DTFSQLite cartridge overview
DTFSQLite cartridge allows to read DTF and AddressBase Premium gazetteers, including full uploads and change only updates.
It supports and requires the following parameters provided in the connection string:
- Data Source – which points to the folder with a collection of DTF or AddressBase Premium csv files followed by the asterisk *, e.g. data source=”C:\GazetteerToUpload\*”
- SQLite Database – which indicates the location of a SQLite database which will be used during merging process. The merging process combines multiple tables into a single gazetteer table.
Please note that:
- It is expected that SQLite Database file does not exist but its directory is already created.
- If the file already exists, it will be deleted.
Format type (DTF or ABP) is automatically determined based on version encoded in the first line of csv files.
Source file upload order
The source files (.csv) are processed in the following order:
- All full upload files are identified
- All COU files older then full uploads are ignored
- Only the newest upload per custodian code is taken for further processing with exception of 9999 custodian code which marks extracts from National Hub.

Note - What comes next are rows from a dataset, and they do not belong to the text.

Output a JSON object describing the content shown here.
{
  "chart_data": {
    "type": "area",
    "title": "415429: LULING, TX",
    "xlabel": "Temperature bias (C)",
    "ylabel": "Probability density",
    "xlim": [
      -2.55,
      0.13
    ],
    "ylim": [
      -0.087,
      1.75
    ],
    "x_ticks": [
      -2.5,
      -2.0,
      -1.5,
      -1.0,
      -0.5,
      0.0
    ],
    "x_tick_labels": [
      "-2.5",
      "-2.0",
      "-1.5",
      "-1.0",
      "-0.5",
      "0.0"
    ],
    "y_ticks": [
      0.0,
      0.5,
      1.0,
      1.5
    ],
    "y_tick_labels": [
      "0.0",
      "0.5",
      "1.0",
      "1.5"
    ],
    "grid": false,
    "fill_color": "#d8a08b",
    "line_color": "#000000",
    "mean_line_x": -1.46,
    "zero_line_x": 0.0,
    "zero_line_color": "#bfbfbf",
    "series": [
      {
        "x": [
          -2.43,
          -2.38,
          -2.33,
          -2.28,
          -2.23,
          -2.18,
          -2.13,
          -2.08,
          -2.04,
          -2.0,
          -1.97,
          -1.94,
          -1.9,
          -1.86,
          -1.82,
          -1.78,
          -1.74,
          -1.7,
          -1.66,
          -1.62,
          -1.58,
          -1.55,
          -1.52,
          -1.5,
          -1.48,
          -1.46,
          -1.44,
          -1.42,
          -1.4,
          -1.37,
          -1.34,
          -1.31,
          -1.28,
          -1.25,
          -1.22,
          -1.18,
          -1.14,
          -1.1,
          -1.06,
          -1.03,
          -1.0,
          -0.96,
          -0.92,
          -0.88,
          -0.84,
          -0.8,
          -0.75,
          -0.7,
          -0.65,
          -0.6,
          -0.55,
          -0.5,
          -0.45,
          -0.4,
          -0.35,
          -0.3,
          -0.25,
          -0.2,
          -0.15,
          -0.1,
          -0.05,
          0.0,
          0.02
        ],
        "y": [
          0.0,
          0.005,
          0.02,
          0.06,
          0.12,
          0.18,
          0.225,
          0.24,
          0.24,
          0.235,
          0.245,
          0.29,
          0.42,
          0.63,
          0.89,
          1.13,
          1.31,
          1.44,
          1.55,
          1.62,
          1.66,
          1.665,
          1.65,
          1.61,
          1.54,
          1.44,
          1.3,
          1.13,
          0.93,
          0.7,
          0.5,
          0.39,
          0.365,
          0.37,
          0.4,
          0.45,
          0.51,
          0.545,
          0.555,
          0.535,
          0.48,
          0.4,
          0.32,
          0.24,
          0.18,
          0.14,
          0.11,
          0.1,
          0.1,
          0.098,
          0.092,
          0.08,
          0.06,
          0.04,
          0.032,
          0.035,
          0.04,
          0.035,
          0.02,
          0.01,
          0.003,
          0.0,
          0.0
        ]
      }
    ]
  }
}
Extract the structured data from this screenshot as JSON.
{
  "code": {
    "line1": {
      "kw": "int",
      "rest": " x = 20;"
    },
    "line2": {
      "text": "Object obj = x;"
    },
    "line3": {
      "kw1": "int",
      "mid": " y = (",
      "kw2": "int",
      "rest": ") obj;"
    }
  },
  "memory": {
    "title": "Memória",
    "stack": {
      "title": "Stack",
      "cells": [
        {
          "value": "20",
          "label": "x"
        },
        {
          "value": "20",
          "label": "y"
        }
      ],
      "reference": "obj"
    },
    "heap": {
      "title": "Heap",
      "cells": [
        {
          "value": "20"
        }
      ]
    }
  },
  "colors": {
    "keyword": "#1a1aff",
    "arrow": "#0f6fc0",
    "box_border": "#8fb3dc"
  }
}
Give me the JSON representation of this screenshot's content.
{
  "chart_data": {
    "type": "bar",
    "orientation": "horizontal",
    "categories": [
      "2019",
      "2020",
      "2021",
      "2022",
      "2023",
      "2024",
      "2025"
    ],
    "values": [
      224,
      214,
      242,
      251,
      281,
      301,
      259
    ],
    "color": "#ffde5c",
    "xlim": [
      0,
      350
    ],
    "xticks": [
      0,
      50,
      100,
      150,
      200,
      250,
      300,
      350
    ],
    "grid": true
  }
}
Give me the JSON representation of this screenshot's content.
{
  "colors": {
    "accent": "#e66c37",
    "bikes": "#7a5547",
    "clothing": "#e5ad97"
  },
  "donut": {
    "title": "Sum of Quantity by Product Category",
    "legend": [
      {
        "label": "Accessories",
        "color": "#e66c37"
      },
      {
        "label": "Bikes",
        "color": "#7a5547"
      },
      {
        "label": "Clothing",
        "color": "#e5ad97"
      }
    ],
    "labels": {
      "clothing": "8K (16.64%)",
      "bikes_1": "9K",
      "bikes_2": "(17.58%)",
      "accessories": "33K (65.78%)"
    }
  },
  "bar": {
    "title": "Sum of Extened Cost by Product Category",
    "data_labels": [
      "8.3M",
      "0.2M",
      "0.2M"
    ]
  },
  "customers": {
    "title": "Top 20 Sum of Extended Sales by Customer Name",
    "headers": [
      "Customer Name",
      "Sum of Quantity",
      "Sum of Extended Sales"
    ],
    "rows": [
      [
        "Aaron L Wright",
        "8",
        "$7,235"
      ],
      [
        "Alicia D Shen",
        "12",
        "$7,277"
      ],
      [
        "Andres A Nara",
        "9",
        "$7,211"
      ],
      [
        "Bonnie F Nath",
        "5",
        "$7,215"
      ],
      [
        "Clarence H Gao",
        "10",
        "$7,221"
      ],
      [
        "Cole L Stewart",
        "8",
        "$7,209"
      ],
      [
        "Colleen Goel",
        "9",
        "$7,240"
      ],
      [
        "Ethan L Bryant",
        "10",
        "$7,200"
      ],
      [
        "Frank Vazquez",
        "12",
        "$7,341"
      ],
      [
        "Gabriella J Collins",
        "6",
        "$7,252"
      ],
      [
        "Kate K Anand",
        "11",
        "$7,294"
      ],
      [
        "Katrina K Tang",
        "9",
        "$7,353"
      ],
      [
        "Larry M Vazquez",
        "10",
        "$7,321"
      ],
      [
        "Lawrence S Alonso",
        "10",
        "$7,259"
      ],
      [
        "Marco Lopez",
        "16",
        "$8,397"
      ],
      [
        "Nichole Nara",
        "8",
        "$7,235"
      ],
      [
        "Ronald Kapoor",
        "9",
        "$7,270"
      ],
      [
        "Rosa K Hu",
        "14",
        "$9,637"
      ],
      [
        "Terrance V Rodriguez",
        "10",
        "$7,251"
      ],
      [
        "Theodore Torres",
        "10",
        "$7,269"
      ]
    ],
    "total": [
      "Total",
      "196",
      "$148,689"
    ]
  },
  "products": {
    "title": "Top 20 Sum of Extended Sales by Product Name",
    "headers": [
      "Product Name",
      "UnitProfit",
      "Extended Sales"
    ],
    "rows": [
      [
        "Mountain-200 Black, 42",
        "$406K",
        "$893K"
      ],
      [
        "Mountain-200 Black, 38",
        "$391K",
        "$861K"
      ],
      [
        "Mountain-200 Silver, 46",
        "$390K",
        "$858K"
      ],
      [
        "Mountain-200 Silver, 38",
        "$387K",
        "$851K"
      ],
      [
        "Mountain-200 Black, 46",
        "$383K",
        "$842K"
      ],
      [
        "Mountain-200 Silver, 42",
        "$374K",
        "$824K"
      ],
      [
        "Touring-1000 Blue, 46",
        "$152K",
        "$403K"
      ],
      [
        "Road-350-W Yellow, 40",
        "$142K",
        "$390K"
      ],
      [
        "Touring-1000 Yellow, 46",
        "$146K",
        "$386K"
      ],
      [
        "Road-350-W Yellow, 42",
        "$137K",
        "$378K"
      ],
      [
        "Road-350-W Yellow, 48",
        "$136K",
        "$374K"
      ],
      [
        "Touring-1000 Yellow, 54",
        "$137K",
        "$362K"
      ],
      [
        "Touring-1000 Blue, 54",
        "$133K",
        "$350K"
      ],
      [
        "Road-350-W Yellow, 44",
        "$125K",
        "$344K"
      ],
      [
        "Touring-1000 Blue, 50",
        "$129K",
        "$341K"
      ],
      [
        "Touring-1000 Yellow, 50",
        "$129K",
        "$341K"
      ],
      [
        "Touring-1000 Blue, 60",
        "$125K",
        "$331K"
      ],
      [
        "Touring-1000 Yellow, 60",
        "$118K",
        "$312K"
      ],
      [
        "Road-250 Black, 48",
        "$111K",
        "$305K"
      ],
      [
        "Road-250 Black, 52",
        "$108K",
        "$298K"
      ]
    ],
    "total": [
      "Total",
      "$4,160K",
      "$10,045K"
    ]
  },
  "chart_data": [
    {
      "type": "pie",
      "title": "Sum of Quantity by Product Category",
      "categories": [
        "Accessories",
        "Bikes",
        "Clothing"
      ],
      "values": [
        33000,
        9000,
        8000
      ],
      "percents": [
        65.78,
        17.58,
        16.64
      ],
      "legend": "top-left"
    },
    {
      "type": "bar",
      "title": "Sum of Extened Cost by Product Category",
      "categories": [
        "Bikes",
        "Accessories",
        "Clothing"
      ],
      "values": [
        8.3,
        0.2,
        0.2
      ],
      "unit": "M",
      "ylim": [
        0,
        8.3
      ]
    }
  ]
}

All uploads from National Hub are processed.
- All records from selected files (Full uploads + COUs) are then segregated into appropriate tables.
- All but the newest records are removed from the aforementioned tables.
DTF specific comments
SQLite Database directory will be also used to store missingUprns.txt and missingUsrns.txt which contain lists of UPRNs and USRNs existing in LPI table but missing from Street Descriptors or BLPUs tables.
In addition to fields described in DTF specification, the final gazetteer table contains the following columns:
- CROSS_REFERENCE – contains aggregated XREF_KEY, END_DATE, CROSS_REFERENCE, SOURCE. Individual fields are separated by comma characters and multiple entries are separated by semicolon.
- LOGICAL_STATUS_DESCRIPTION – contains logical status of LPI record as text
- BLPU_CLASS_1ST – contains the first letter of BLPU_CLASS (useful for thematic mapping)
- BLPU_CLASS_2ND – contains the first two letters of BLPU_CLASS (useful for thematic mapping)